Total had originally pegged the cost of the plant, in which the French oil major will have a 37.5 percent stake and Saudi Aramco the rest, at $6 billion.
“Jubail is a project at over $10 billion,” de Margerie told a meeting of the company’s shareholders in response to a question on Total’s investment plans. He later declined to give journalists a more precise estimate.
“We are about to start a bidding period and we do not want to send signals to contractors that would make prices surge in an environment where prices are already sharply higher. “We don’t want to give them a target, but you know this is a project of more than $10 billion.”

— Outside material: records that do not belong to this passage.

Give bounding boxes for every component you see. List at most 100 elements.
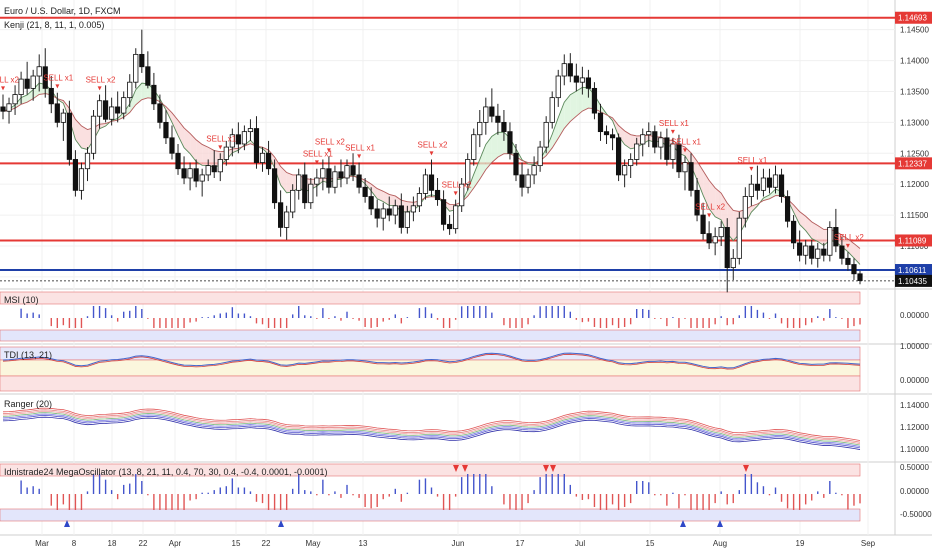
sell-signal-label: SELL x2 — [442, 181, 472, 190]
ribbon-segment — [377, 188, 384, 202]
candle-down — [700, 214, 706, 235]
ranger-band-line — [2, 410, 861, 445]
ribbon-segment — [196, 139, 203, 166]
time-tick-label: 18 — [108, 539, 117, 548]
sell-signal-label: SELL x2 — [0, 76, 19, 85]
ribbon-segment — [497, 132, 504, 158]
indicator-kenji-title: Kenji (21, 8, 11, 1, 0.005) — [4, 20, 104, 30]
candle-down — [181, 168, 187, 179]
sell-signal-arrow: ▾ — [218, 142, 222, 151]
candle-up — [579, 77, 585, 83]
candle-up — [199, 174, 205, 182]
sell-signal-arrow: ▾ — [327, 145, 331, 154]
ribbon-segment — [286, 172, 293, 193]
price-tick-label: 1.13500 — [900, 87, 929, 96]
ribbon-segment — [141, 83, 148, 100]
candle-down — [157, 103, 163, 123]
oscillator-buy-marker — [278, 520, 284, 527]
sell-signal-label: SELL x1 — [43, 74, 73, 83]
oscillator-sell-marker — [550, 465, 556, 472]
candle-down — [54, 103, 60, 123]
sell-signal-label: SELL x1 — [737, 156, 767, 165]
level-price-label: 1.10435 — [898, 277, 927, 286]
time-tick-label: 13 — [359, 539, 368, 548]
candle-up — [815, 248, 821, 259]
candle-up — [658, 137, 664, 148]
candle-up — [471, 134, 477, 160]
ribbon-segment — [365, 180, 372, 191]
time-tick-label: 15 — [646, 539, 655, 548]
candle-up — [241, 131, 248, 145]
candle-up — [296, 174, 302, 191]
candle-up — [646, 131, 652, 136]
candle-down — [163, 121, 169, 139]
candle-down — [597, 112, 604, 133]
sell-signal-arrow: ▾ — [98, 84, 102, 93]
candle-down — [851, 264, 857, 275]
sell-signal-label: SELL x1 — [303, 150, 333, 159]
ribbon-segment — [546, 134, 553, 156]
candle-down — [809, 245, 815, 259]
ribbon-segment — [202, 144, 209, 166]
candle-up — [453, 205, 459, 230]
oscillator-buy-marker — [680, 520, 686, 527]
candle-down — [211, 165, 217, 173]
candle-up — [422, 174, 429, 194]
sell-signal-label: SELL x1 — [206, 134, 236, 143]
candlestick-series[interactable] — [0, 29, 863, 293]
candle-down — [447, 223, 453, 230]
candle-up — [380, 208, 386, 219]
candle-up — [525, 174, 531, 188]
horizontal-levels[interactable] — [0, 16, 895, 282]
time-tick-label: 17 — [516, 539, 525, 548]
candle-up — [634, 143, 640, 160]
candle-down — [845, 257, 851, 265]
candle-down — [139, 53, 145, 68]
candle-up — [78, 168, 85, 191]
candle-up — [772, 174, 779, 188]
candle-down — [706, 233, 712, 244]
candle-down — [302, 174, 308, 204]
candle-down — [374, 208, 380, 219]
level-price-tags: 1.14693 1.12337 1.11089 1.10611 1.10435 — [895, 11, 932, 287]
candle-down — [440, 199, 447, 225]
candle-down — [193, 168, 199, 182]
time-tick-label: 8 — [72, 539, 77, 548]
time-tick-label: Aug — [713, 539, 727, 548]
candle-up — [549, 97, 555, 123]
indicator-series — [2, 306, 861, 527]
candle-down — [778, 174, 785, 197]
ribbon-segment — [558, 102, 565, 139]
candle-up — [712, 236, 718, 244]
ribbon-segment — [184, 127, 191, 154]
sell-signal-label: SELL x1 — [345, 144, 375, 153]
candle-up — [392, 205, 398, 216]
sell-signal-arrow: ▾ — [749, 164, 753, 173]
sell-signal-label: SELL x2 — [834, 233, 864, 242]
candle-down — [507, 131, 513, 154]
ribbon-segment — [570, 91, 577, 122]
candle-up — [718, 227, 724, 238]
sell-signal-arrow: ▾ — [707, 210, 711, 219]
tdi-signal-line — [2, 353, 861, 370]
sell-signal-arrow: ▾ — [430, 148, 434, 157]
oscillator-sell-marker — [453, 465, 459, 472]
candle-down — [495, 115, 501, 123]
level-price-tag — [895, 264, 932, 277]
candle-down — [585, 77, 592, 89]
sell-signal-arrow: ▾ — [357, 152, 361, 161]
oscillator-sell-marker — [462, 465, 468, 472]
candle-up — [736, 217, 742, 259]
candle-down — [362, 186, 368, 197]
candle-up — [760, 177, 767, 191]
ribbon-segment — [697, 161, 704, 196]
candle-up — [133, 53, 139, 83]
ribbon-segment — [479, 144, 486, 180]
candle-down — [603, 131, 610, 136]
panel-megaoscillator-title: Idnistrade24 MegaOscillator (13, 8, 21, … — [4, 467, 328, 477]
candle-up — [561, 63, 567, 77]
time-axis: Mar 8 18 22 Apr 15 22 May 13 Jun 17 Jul 15 Aug 19 Sep — [35, 539, 876, 548]
oscillator-sell-marker — [543, 465, 549, 472]
level-price-tag — [895, 157, 932, 170]
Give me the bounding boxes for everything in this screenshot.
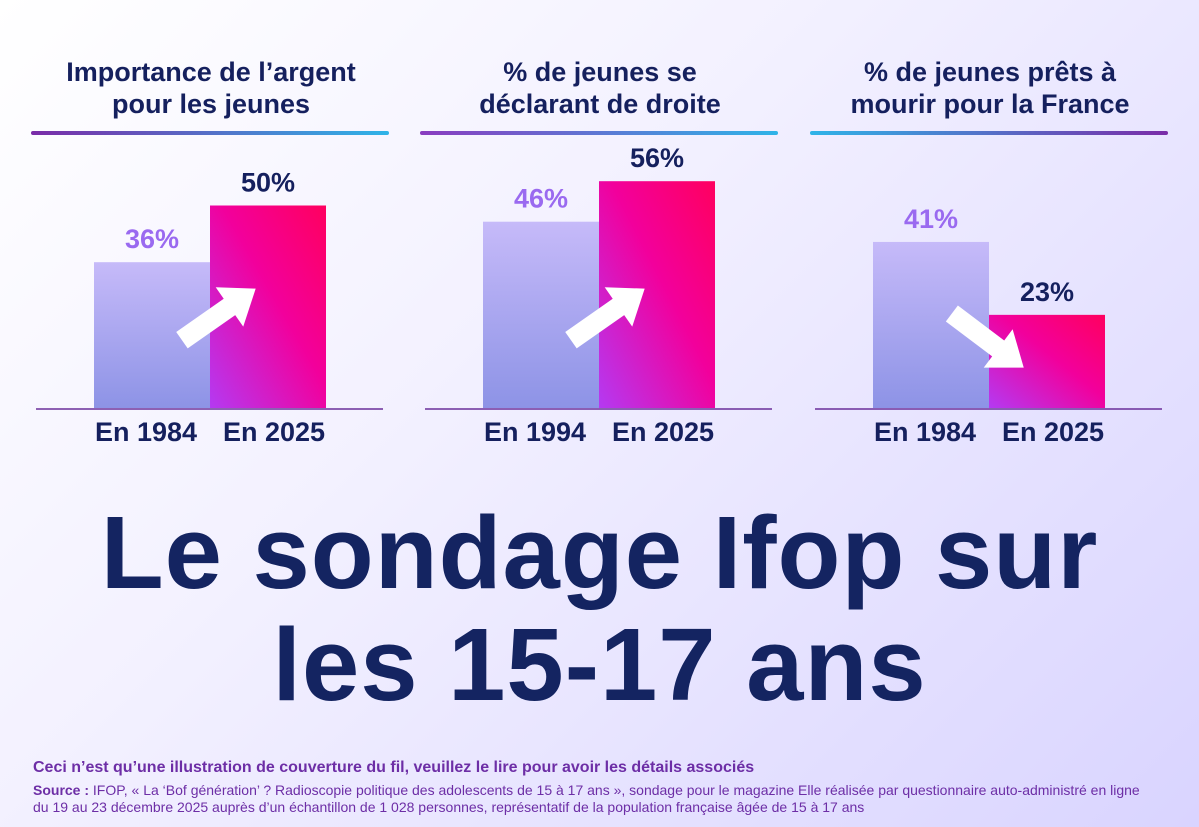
category-label: En 2025 (1002, 417, 1104, 447)
bar-chart: 36% En 1984 50% En 2025 (36, 168, 383, 447)
title-underline (420, 131, 778, 135)
source-line2: du 19 au 23 décembre 2025 auprès d’un éc… (33, 799, 865, 815)
panel-title-line1: Importance de l’argent (66, 57, 356, 87)
chart-panel-3: % de jeunes prêts à mourir pour la Franc… (810, 0, 1170, 460)
panel-title-line2: pour les jeunes (111, 89, 311, 119)
category-label: En 1984 (874, 417, 976, 447)
chart-panel-2: % de jeunes se déclarant de droite 46% En… (420, 0, 780, 460)
title-underline (810, 131, 1168, 135)
chart-panel-1: Importance de l’argent pour les jeunes 3… (31, 0, 391, 460)
data-label: 41% (904, 204, 958, 234)
data-label: 36% (125, 224, 179, 254)
bar-chart: 46% En 1994 56% En 2025 (425, 143, 772, 447)
panel-title: Importance de l’argent pour les jeunes (31, 56, 391, 120)
bar-chart: 41% En 1984 23% En 2025 (815, 204, 1162, 447)
data-label: 56% (630, 143, 684, 173)
category-label: En 2025 (223, 417, 325, 447)
source-label: Source : (33, 782, 90, 798)
bar-en-1994 (483, 221, 599, 408)
panel-title: % de jeunes se déclarant de droite (420, 56, 780, 120)
arrow-down-icon (945, 305, 1024, 368)
category-label: En 1994 (484, 417, 586, 447)
source-text-1: IFOP, « La ‘Bof génération’ ? Radioscopi… (89, 782, 1140, 798)
panel-title-line2: mourir pour la France (850, 89, 1130, 119)
panel-title-line1: % de jeunes prêts à (863, 57, 1117, 87)
data-label: 46% (514, 184, 568, 214)
source-line1: Source : IFOP, « La ‘Bof génération’ ? R… (33, 782, 1173, 799)
panel-title-line1: % de jeunes se (503, 57, 697, 87)
title-underline (31, 131, 389, 135)
panel-title-line2: déclarant de droite (479, 89, 721, 119)
headline-line1: Le sondage Ifop sur (100, 495, 1099, 610)
arrow-up-icon (565, 287, 645, 349)
data-label: 23% (1020, 277, 1074, 307)
headline-line2: les 15-17 ans (272, 607, 927, 722)
disclaimer-note: Ceci n’est qu’une illustration de couver… (33, 759, 755, 776)
arrow-up-icon (176, 287, 256, 349)
category-label: En 1984 (95, 417, 197, 447)
panel-title: % de jeunes prêts à mourir pour la Franc… (810, 56, 1170, 120)
category-label: En 2025 (612, 417, 714, 447)
data-label: 50% (241, 168, 295, 198)
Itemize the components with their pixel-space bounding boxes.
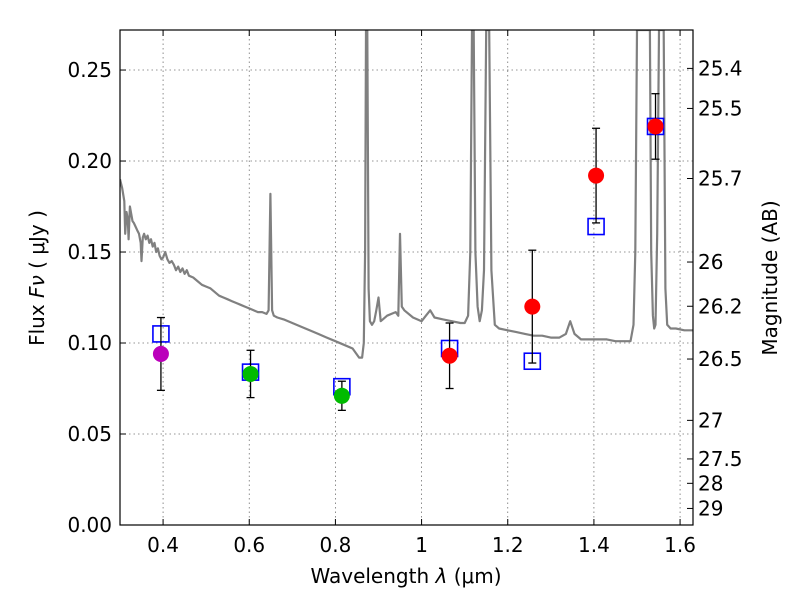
observed-layer — [152, 93, 664, 411]
magnitude-tick-label: 26.5 — [698, 347, 743, 371]
x-tick-label: 0.4 — [147, 533, 179, 557]
observed-point — [524, 298, 541, 315]
x-axis-label: Wavelength λ (μm) — [310, 564, 501, 588]
x-tick-label: 0.8 — [320, 533, 352, 557]
y-tick-label: 0.25 — [67, 58, 112, 82]
observed-point — [242, 365, 259, 382]
model-sed-layer — [120, 30, 693, 359]
x-tick-label: 1.2 — [492, 533, 524, 557]
magnitude-tick-label: 25.7 — [698, 167, 743, 191]
magnitude-tick-label: 29 — [698, 496, 723, 520]
magnitude-axis-label: Magnitude (AB) — [758, 200, 782, 355]
y-tick-label: 0.10 — [67, 331, 112, 355]
magnitude-tick-label: 26 — [698, 250, 723, 274]
x-tick-label: 1.4 — [578, 533, 610, 557]
x-tick-label: 0.6 — [233, 533, 265, 557]
plot-background — [120, 30, 693, 525]
x-tick-label: 1.6 — [664, 533, 696, 557]
y-axis-label: Flux Fν ( μJy ) — [25, 210, 49, 346]
axis-ticks: 0.4 0.6 0.8 1 1.2 1.4 1.6 0.00 0.05 0.10 0.15 0.20 0… — [67, 30, 743, 557]
model-sed-line — [120, 30, 693, 359]
magnitude-tick-label: 25.4 — [698, 56, 743, 80]
observed-point — [152, 345, 169, 362]
y-tick-label: 0.00 — [67, 513, 112, 537]
y-tick-label: 0.15 — [67, 240, 112, 264]
observed-point — [333, 387, 350, 404]
x-tick-label: 1 — [415, 533, 428, 557]
observed-point — [647, 118, 664, 135]
y-tick-label: 0.05 — [67, 422, 112, 446]
observed-point — [441, 347, 458, 364]
magnitude-tick-label: 28 — [698, 471, 723, 495]
observed-point — [588, 167, 605, 184]
magnitude-tick-label: 27.5 — [698, 447, 743, 471]
magnitude-tick-label: 27 — [698, 408, 723, 432]
y-tick-label: 0.20 — [67, 149, 112, 173]
magnitude-tick-label: 25.5 — [698, 96, 743, 120]
plot-frame — [119, 29, 694, 526]
magnitude-tick-label: 26.2 — [698, 294, 743, 318]
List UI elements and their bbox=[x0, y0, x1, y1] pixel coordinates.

Saudi Aramco said on Wednesday that it and Total would go ahead with plans to build the Jubail refinery, which it expects to start up at the end of 2012.
Equipment and labor shortages have pushed costs up globally in the energy sector, raising industry concerns about whether the new Saudi plants would be built.
Aramco will own 62.5 percent of the plant but will later offer 25 percent to the Saudi public, leaving both Aramco and Total with an equal 37.5 percent share in the plant.
The companies are due to invite companies to bid for the plant’s construction in June, with all packages for construction set to be awarded in the first quarter of 2009.